When a machine begins to pursue a defined objective,
it will precisely optimize that objective,
not the one we truly want.
— NORBERT WIENER · 1960 · "MORAL & TECHNICAL CONSEQUENCES OF AUTOMATION"
§ 03 / THIRD COMING

Three Comings

FIRST COMING · 1962-1973

Vetoed by Politics

OGAS (USSR) / Cybersyn (Chile). Technically entirely feasible, it died from power structures' instinctive resistance to transparency.

SECOND COMING · 1990s-NOW

Realized in the Name of Enterprise

Amazon supply chains / Walmart inventory / Palantir data integration—doing almost exactly the same thing as OGAS, only serving capital rather than a planned economy.

THIRD COMING · NOW

In the Name of AI Agents

Autonomous decision-making + real-time feedback + multi-objective optimization + cross-domain collaboration. Translating human fuzzy preferences, ethical judgments, and risk tolerance into machine-executable constraints—this is exactly the challenge Glushkov faced back then.

SIGN 01 · REDISCOVERY

"Goal alignment" = "reward hacking," "feedback loop design" = RLHF training, "multi-agent coordination" = Beer's Viable System Model, "observability" = Ashby's requisite variety—every agent engineering problem has a cybernetic counterpart.

SIGN 02 · POLITICAL RECURRENCE

The biggest resistance to deploying agents within enterprises is not technical but organizational—middle managers realize that agents make the "information intermediary" role redundant. This is the same resistance Glushkov encountered in Soviet ministry offices in 1965.

§ 04 / ACUTE

From Chronic Disease to Acute Explosion

The truly important factors remain unchanged: goal alignment, feedback design, accountability, political acceptability—these have been studied by the cybernetics tradition for 60 years. What has changed is:

The cost of ignoring these truths has shifted from a "chronic disease" to an "acute explosion."

In traditional software, poor feedback loop design causes systems to slowly decay. In AI agent systems, poor constraint and feedback design causes agents to go out of control within minutes—the real bottleneck is externalizing human high-level judgment into calibratable rules and feedback signals.
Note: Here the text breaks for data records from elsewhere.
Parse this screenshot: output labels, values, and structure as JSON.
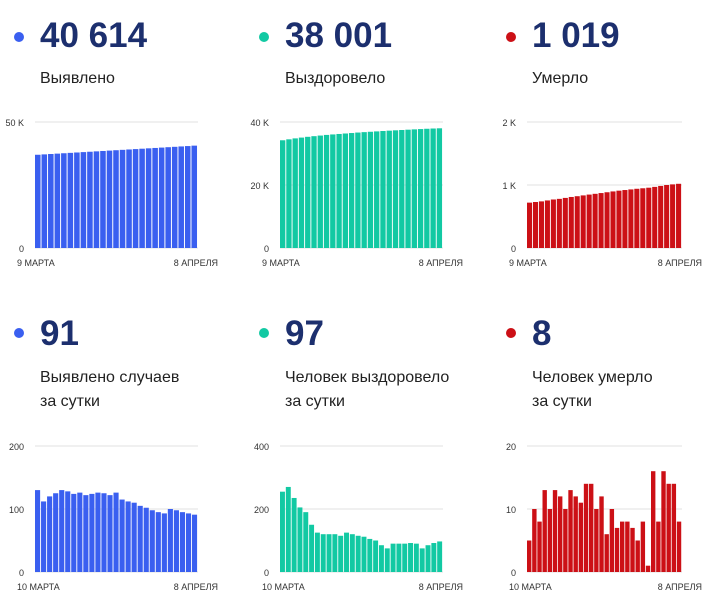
{
  "panels": [
    {
      "value": "40 614",
      "label": "Выявлено",
      "color": "#3a5ff0",
      "chart_data": {
        "type": "bar",
        "x_start_label": "9 МАРТА",
        "x_end_label": "8 АПРЕЛЯ",
        "yticks": [
          "50 K",
          "0"
        ],
        "ylim": [
          0,
          50000
        ],
        "values": [
          37000,
          37150,
          37300,
          37450,
          37600,
          37750,
          37900,
          38050,
          38200,
          38350,
          38500,
          38650,
          38800,
          38950,
          39100,
          39250,
          39400,
          39550,
          39700,
          39850,
          40000,
          40150,
          40300,
          40450,
          40614
        ]
      }
    },
    {
      "value": "38 001",
      "label": "Выздоровело",
      "color": "#12c9a3",
      "chart_data": {
        "type": "bar",
        "x_start_label": "9 МАРТА",
        "x_end_label": "8 АПРЕЛЯ",
        "yticks": [
          "40 K",
          "20 K",
          "0"
        ],
        "ylim": [
          0,
          40000
        ],
        "values": [
          34200,
          34500,
          34800,
          35050,
          35300,
          35500,
          35700,
          35900,
          36050,
          36200,
          36350,
          36500,
          36650,
          36780,
          36900,
          37020,
          37140,
          37250,
          37360,
          37460,
          37560,
          37660,
          37760,
          37850,
          37930,
          38001
        ]
      }
    },
    {
      "value": "1 019",
      "label": "Умерло",
      "color": "#cc1016",
      "chart_data": {
        "type": "bar",
        "x_start_label": "9 МАРТА",
        "x_end_label": "8 АПРЕЛЯ",
        "yticks": [
          "2 K",
          "1 K",
          "0"
        ],
        "ylim": [
          0,
          2000
        ],
        "values": [
          720,
          730,
          740,
          755,
          770,
          780,
          795,
          810,
          822,
          835,
          848,
          860,
          872,
          885,
          898,
          910,
          920,
          930,
          940,
          948,
          957,
          970,
          985,
          1000,
          1010,
          1019
        ]
      }
    },
    {
      "value": "91",
      "label": "Выявлено случаев\nза сутки",
      "color": "#3a5ff0",
      "chart_data": {
        "type": "bar",
        "x_start_label": "10 МАРТА",
        "x_end_label": "8 АПРЕЛЯ",
        "yticks": [
          "200",
          "100",
          "0"
        ],
        "ylim": [
          0,
          200
        ],
        "values": [
          130,
          112,
          120,
          125,
          130,
          128,
          124,
          126,
          122,
          124,
          126,
          125,
          122,
          126,
          115,
          112,
          110,
          105,
          102,
          98,
          95,
          93,
          100,
          98,
          95,
          93,
          91
        ]
      }
    },
    {
      "value": "97",
      "label": "Человек выздоровело\nза сутки",
      "color": "#12c9a3",
      "chart_data": {
        "type": "bar",
        "x_start_label": "10 МАРТА",
        "x_end_label": "8 АПРЕЛЯ",
        "yticks": [
          "400",
          "200",
          "0"
        ],
        "ylim": [
          0,
          400
        ],
        "values": [
          255,
          270,
          235,
          205,
          190,
          150,
          125,
          120,
          120,
          120,
          115,
          125,
          120,
          115,
          112,
          105,
          100,
          85,
          75,
          90,
          90,
          90,
          92,
          90,
          75,
          85,
          92,
          97
        ]
      }
    },
    {
      "value": "8",
      "label": "Человек умерло\nза сутки",
      "color": "#cc1016",
      "chart_data": {
        "type": "bar",
        "x_start_label": "10 МАРТА",
        "x_end_label": "8 АПРЕЛЯ",
        "yticks": [
          "20",
          "10",
          "0"
        ],
        "ylim": [
          0,
          20
        ],
        "values": [
          5,
          10,
          8,
          13,
          10,
          13,
          12,
          10,
          13,
          12,
          11,
          14,
          14,
          10,
          12,
          6,
          10,
          7,
          8,
          8,
          7,
          5,
          8,
          1,
          16,
          8,
          16,
          14,
          14,
          8
        ]
      }
    }
  ]
}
This is precisely why Glushkov failed: not because his technology was inadequate, but because he could not externalize the implicit power dynamics of the Soviet bureaucratic system into computable constraint conditions. Today's agent engineers face the exact same challenge.

§ 05 / TAKEAWAYS

Three Takeaways

TAKEAWAY 01

Study cybernetics seriously. Not as historical knowledge, but as first principles for agent system design. Wiener's Cybernetics and Ashby's An Introduction to Cybernetics are more valuable than most agent framework documentation.

TAKEAWAY 02

OGAS's failure was a political failure, not a technical one. Who has the right to define an agent's objective function? Who bears the consequences of an agent's decisions? Technical design cannot avoid these questions—avoiding them only causes political conflicts to erupt at a higher-cost position.

TAKEAWAY 03

Cybertonia is a mirror. A system that is theoretically entirely feasible may never be realized due to resistance from power structures. The real bottleneck for AI agents may not be model capability, but organizational tolerance for transparency.